Product description sounds inferior to CoeLux while also more expensive.
However, I assume Mitsubishi has a massive distribution advantage selling through to building management and VAR ecosystems, where CoeLux has more or less been starting from nothing but their IP.
Does it do current weather or is it always sunny in “head down, back to work”?
Looks inset - presumably only suitable for suspended ceilings?
I was thinking exactly the same thing. I saw a CoeLux ceiling light at Light & Build in Frankfurt a few years back, and must admit to being properly impressed. The bright panel was nice enough, but it was the clean direction and shadows that really jumped out for me. You need a decent ceiling depth (and a lot of money!) to install one, but if I were a zillionaire building a bunker I know I’d include a few.
Truly, we live in a dystopian hell.
Fake blue sky in my skylight? Is that a world worth living in?
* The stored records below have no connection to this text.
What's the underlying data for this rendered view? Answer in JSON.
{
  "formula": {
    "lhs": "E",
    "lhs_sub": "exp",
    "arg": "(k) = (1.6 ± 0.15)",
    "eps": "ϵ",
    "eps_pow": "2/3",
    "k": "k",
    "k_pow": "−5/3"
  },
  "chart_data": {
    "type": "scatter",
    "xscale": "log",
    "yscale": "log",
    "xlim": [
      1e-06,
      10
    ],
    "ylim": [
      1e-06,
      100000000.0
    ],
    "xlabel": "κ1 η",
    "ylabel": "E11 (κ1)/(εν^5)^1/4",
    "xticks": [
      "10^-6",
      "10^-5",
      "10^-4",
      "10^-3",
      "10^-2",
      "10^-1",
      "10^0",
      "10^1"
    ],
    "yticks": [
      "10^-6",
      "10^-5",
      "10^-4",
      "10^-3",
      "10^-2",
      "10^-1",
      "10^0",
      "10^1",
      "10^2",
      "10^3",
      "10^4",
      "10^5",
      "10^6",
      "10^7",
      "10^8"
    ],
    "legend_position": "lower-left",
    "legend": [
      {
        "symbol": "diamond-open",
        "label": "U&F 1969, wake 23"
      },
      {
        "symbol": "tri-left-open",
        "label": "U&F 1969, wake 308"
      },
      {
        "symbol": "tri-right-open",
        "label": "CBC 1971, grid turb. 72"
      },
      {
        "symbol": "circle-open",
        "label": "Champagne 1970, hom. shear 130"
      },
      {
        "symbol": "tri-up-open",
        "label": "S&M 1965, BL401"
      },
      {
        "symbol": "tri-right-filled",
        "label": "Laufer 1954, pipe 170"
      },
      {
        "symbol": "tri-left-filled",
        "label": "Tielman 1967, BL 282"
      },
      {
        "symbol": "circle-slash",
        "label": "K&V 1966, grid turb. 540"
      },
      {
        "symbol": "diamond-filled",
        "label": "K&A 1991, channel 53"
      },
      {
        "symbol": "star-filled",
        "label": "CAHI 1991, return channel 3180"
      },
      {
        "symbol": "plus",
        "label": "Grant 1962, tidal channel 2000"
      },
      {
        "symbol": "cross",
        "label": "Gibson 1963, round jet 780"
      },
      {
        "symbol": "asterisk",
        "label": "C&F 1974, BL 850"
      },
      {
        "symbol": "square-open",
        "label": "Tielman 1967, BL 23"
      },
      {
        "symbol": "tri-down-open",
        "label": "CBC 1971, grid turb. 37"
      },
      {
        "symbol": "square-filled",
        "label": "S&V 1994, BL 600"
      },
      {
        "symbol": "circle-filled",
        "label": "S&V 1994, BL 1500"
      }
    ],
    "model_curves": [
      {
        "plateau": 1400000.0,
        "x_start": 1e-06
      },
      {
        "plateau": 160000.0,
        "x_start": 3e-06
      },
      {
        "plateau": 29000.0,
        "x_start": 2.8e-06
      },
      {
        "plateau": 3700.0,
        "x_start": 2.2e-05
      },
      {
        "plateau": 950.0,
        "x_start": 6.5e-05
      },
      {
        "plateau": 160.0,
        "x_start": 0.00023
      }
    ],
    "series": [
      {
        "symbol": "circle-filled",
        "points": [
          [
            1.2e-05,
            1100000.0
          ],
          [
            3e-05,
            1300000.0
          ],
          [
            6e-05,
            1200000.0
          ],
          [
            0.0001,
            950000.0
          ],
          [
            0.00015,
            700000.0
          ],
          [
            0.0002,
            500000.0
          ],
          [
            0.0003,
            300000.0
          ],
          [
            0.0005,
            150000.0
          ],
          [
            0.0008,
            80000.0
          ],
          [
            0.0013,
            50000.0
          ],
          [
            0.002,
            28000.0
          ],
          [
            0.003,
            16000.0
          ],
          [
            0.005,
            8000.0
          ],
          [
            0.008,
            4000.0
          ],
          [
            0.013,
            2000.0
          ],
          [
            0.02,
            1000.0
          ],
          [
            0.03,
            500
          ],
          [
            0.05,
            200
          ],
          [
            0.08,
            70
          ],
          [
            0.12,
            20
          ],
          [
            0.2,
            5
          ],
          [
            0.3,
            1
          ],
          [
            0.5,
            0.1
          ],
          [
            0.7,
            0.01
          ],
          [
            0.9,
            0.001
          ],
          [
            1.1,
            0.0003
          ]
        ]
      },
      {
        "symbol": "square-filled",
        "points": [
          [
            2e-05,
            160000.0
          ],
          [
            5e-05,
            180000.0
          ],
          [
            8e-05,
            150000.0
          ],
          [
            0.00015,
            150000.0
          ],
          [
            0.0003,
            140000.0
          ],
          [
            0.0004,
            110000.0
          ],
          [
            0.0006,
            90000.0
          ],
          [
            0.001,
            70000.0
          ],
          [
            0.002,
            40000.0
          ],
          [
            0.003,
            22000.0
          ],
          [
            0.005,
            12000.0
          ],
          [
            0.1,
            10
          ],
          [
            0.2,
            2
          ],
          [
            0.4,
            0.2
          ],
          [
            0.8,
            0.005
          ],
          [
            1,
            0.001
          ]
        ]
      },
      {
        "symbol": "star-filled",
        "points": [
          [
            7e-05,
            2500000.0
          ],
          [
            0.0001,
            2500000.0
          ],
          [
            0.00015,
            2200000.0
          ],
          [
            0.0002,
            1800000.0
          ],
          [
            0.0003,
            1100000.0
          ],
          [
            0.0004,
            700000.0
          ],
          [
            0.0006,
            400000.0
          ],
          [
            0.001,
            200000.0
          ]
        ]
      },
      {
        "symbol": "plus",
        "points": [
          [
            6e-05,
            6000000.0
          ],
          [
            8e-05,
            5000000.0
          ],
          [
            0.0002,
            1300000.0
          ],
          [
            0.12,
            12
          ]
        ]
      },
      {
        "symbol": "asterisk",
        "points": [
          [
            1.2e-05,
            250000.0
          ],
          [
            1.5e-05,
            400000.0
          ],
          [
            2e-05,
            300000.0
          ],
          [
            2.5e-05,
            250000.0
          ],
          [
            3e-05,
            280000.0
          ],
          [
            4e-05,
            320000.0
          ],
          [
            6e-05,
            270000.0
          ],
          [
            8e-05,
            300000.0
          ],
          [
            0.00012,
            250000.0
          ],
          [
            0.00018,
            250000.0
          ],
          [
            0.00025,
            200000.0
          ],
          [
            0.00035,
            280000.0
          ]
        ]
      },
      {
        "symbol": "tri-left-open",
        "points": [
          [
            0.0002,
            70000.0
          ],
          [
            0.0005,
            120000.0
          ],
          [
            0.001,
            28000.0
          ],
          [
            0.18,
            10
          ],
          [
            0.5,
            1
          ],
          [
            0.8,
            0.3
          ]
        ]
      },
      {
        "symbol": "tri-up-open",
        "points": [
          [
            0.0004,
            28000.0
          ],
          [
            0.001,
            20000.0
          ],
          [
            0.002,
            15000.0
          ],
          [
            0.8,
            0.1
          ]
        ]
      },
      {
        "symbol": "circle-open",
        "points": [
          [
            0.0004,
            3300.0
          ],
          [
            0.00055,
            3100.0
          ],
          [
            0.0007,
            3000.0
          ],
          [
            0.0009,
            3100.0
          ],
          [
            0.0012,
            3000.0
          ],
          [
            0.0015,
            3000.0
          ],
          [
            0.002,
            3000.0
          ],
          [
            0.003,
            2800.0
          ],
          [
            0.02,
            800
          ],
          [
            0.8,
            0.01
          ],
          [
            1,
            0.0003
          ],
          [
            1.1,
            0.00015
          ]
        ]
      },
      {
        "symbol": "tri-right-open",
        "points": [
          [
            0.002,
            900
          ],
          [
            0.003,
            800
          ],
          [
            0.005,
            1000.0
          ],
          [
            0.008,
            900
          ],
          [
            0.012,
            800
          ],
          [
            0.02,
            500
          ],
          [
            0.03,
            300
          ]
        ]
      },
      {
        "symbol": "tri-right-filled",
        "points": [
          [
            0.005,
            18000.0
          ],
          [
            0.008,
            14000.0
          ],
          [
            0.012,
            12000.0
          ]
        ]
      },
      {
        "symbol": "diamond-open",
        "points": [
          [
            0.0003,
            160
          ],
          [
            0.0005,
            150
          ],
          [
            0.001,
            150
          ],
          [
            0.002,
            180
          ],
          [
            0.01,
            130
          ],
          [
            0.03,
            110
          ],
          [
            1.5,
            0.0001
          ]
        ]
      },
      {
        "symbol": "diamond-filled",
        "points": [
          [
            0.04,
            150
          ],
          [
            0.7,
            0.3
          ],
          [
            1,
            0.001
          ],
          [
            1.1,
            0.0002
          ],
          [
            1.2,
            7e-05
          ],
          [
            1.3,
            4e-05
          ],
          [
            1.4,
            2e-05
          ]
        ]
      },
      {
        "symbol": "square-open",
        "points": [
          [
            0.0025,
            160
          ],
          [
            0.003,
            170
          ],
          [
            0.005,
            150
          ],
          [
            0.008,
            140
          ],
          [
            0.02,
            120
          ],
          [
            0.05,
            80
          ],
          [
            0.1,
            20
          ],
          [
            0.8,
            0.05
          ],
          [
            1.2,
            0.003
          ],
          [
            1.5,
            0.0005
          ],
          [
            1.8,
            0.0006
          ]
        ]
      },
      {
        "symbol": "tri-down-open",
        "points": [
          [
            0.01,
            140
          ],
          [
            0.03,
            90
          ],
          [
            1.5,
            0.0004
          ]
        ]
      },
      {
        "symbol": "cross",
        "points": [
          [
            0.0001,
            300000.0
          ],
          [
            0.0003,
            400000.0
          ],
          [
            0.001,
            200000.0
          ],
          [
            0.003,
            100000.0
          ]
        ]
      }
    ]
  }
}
Great. Now developers have an excuse for even shittier architecture and more depressing office blocks. That is at least what my experience as an architect and planner tells me.
Apocalypse must have for your zombie bunker.
Here’s a neat diy version using a broken tv
Looks like something Vault-Tec would come up with
I wonder how they’d compare with these $40 covers for lighting?
“Solutions” like this are the sad result of the market becoming accustomed to the price of buildings without windows butting up against the decades long realization that artificial lighting and conditioning can’t replace the benefits of actual windows. Like so many things, people know this sucks, but they don’t want to be responsible for going back to paying for what’s right.
You say dystopian hell, I say more humane living spaces for increasingly dense urban environments.
I say oxymoron.
There isn’t any reason why dense urban building can’t also have access to natural light.
I am totally going to buy this when I earn Fifteen Million Merits
Agree that there are ways with proper urban and building planning, but there are thousands of buildings in dense urban areas that don’t have great access to natural light. This kind of thing seems a lot more practical than demolishing buildings and starting from scratch, doesn’t it?